Owen Atkinson, Chief Executive of ALCS, adds: "We look forward to working with the Wellcome Library to assist them in the process of tracing authors while at the same time developing transparent and supportable systems by which works may be defined as 'orphan'."
Sarah Faulder, Chief Executive of PLS, says: "This exciting project bears out the need for an expeditious means of searching for rights-holders. We are therefore delighted that the Wellcome Library has chosen to deploy ARROW and we look forward to supporting this project."
About the Authors' Licensing and Collecting Society
The Authors’ Licensing and Collecting Society (ALCS) is a not-for-profit membership organisation, run by writers, for writers. ALCS collects secondary royalties on behalf of nearly 85 000 writers across the UK and abroad and pays them directly to members. It also campaigns and lobbies on issues of importance to writers at both a national and an international level, to ensure that writers' rights are both recognised and rewarded.
About the Publishers Licensing Society
The Publishers Licensing Society (PLS) represents the interests of publishers in the collective licensing of photocopying and digital copying.
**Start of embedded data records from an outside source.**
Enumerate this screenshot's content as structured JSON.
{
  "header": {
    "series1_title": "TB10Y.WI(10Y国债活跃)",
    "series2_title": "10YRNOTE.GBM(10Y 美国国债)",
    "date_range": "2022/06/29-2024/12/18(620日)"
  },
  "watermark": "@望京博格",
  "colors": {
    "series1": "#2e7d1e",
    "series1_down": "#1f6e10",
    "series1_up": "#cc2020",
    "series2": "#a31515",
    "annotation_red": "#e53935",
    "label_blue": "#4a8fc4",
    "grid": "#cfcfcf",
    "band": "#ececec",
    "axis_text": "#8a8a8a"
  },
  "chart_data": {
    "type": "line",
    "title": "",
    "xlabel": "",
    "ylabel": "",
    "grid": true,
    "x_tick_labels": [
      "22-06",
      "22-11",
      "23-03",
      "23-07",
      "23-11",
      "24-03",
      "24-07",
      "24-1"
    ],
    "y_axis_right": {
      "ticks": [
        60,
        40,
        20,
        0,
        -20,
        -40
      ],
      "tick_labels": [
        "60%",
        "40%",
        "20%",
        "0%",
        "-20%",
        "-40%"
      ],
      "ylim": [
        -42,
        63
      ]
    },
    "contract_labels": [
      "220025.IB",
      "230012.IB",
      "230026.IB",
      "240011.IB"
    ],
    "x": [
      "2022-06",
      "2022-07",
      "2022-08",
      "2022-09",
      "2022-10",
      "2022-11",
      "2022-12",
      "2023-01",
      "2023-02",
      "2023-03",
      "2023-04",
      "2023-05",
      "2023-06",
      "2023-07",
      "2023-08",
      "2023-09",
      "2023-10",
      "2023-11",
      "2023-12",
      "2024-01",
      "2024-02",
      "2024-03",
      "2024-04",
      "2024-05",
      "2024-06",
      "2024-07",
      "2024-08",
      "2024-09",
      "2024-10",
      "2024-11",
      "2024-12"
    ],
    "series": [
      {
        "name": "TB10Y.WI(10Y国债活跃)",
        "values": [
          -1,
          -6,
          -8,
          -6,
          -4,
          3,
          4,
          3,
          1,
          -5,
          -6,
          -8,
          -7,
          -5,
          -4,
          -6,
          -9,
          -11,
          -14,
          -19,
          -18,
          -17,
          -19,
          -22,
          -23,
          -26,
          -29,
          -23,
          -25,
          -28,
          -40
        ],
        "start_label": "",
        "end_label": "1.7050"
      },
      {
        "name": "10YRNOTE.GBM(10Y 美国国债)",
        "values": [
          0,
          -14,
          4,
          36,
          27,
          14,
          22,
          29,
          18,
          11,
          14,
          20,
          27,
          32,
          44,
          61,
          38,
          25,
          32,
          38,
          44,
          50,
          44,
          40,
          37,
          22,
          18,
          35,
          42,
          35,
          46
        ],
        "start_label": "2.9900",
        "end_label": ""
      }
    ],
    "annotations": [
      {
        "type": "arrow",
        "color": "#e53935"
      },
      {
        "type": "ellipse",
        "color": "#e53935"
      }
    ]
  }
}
Together with the Authors' Licensing and Collecting Society, PLS owns and directs the Copyright Licensing Agency and works in partnership with the Design and Artists Copyright Society. PLS is owned by the Association of Learned and Professional Society Publishers, the Professional Publishers Association, and the Publishers Association.
About ARROW
ARROW (Accessible Registries of Rights Information and Orphan Works towards Europeana) is a European Commission-funded project developed by a consortium of European national libraries, publishers and collective management organisations, also representing writers through their main European associations and national organisations. The paper 'ARROW - a service in development to assist diligent search' is available to download from the PLS website.
Its aim is to develop a 'diligent search' process for libraries undertaking mass digitisation projects using existing data sources. ARROW will enable libraries and other users to obtain information on who are the pertinent rightholders, which are the relevant rights concerned, who owns and administers them, and how and where they can seek permission to digitise and/or make available the work to user groups.
About the Wellcome Library
The Wellcome Library is one of the world's major resources for the study of medical history and provides access to a growing collection of contemporary biomedical information resources relating to consumer health, popular science, biomedical ethics and the public understanding of science. The Library is situated within Wellcome Collection, a free visitor destination for the incurably curious. Located at 183 Euston Road, London, Wellcome Collection explores the connections between medicine, life and art in the past, present and future. The Wellcome Library is part of the Wellcome Trust.
About the Wellcome Trust
The Wellcome Trust is a global charity dedicated to achieving extraordinary improvements in human and animal health. It supports the brightest minds in biomedical research and the medical humanities; its breadth of support includes public engagement, education and the application of research to improve health. The Trust is independent of both political and commercial interests.